En su vida llevan una historia de relaciones intensas e inestables, se sienten
vacíos e inseguros de su personalidad, se convierten en hiperreligiosos
temporales y pueden tener ideas suicidas.
El
dato reciente de la extrema violencia contra niños en nuestra América, 9 niños
muertos cada hora, principalmente por violencia doméstica, nos indica que en el
futuro los sobrevivientes de dicha violencia serán la fuente a su vez de una
mayor violencia social.
La
exposición a un fuerte estresor temprano en la vida, acompañado de un genotipo
particular genera efectos neurobiológicos y moleculares que alteran el
desarrollo del individuo de una manera adaptativa, preparando su cerebro adulto
para sobrevivir y reproducirse en un mundo peligroso. Que haya sido su estrecho
nicho social el peligro, y no toda la sociedad, puede entonces producir un
individuo mal adaptado, violento y peligroso o puede retardar profundamente su
desarrollo, como el caso de los niños abandonados en los orfanatos de Rumanía,
caso ya famoso, o en lo literario el caso de Yilal Gravoski, el niño de Simón y
Elena, adoptado en Viet-Nam y que era mudo sin ser sordo, por el trauma de una
guerra que nunca entendió, en la novela de Mario Vargas Llosa “Travesuras de la
niña mala” (Alfaguara, 2006).
La
expresión por mí escuchada en una entrevista de un alto funcionario
gubernamental encargado de la represión legal de la violencia en nuestro país,
expresando que si él fuese hijo de una familia paupérrima fuese un ladronzuelo,
es no sólo patética, sino infundada, salvo que él sepa porqué lo dice.
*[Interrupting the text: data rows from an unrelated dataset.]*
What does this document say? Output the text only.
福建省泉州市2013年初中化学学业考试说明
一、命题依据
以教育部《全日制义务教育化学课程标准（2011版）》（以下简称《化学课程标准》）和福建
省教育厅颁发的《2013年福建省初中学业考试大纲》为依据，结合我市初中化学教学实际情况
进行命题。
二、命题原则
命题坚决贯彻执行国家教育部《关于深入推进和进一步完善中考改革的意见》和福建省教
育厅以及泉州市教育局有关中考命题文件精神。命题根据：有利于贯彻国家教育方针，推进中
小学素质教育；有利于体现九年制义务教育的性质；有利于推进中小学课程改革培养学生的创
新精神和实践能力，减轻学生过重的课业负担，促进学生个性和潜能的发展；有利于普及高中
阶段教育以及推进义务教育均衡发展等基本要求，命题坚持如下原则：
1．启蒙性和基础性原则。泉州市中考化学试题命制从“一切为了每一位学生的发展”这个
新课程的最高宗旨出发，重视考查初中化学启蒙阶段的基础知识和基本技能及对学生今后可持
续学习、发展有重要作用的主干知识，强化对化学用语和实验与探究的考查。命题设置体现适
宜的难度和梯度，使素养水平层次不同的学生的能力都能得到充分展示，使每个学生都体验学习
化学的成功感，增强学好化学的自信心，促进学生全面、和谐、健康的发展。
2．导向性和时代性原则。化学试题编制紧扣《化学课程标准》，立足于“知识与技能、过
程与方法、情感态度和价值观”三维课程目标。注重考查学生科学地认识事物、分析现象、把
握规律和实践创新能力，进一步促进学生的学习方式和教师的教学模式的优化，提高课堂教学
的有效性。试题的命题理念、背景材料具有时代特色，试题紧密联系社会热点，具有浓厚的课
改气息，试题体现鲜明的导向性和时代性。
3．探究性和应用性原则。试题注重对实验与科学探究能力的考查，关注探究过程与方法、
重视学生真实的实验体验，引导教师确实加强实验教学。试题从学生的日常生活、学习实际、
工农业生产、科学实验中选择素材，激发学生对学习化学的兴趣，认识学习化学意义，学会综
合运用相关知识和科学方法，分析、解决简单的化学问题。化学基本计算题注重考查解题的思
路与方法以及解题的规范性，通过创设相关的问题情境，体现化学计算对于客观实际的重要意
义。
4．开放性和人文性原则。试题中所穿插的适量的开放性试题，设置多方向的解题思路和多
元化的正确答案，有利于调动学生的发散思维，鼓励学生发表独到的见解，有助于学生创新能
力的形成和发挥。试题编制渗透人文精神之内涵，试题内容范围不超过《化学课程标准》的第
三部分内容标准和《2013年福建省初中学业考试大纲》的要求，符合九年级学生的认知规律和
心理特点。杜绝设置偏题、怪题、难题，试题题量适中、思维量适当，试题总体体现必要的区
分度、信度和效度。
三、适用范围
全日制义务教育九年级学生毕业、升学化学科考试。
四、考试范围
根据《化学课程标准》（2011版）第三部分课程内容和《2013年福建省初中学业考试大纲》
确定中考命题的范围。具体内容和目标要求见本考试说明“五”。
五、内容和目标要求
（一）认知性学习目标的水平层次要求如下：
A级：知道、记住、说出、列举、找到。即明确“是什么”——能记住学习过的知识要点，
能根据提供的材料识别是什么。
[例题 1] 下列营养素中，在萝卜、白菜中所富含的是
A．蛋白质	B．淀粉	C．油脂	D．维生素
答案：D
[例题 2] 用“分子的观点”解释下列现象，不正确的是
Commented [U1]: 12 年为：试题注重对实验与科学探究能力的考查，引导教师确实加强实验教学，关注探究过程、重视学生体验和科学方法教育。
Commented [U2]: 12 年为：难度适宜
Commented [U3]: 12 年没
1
Tenemos
más de la mitad de la población por debajo del índice de pobreza y no me parece
que todos esos niños sean violentos y
ladronzuelos, al contrario, están en las escuelas y llenan nuestras
universidades.
Los
llamados a cero tolerancia contra la violencia infantil y doméstica en general
no son un grito en el vacío. Es la opción más acorde con lo que nos muestra hoy
todo el avance científico de los últimos 50 años para constituir una política
preventiva de la criminalidad y la violencia antisocial.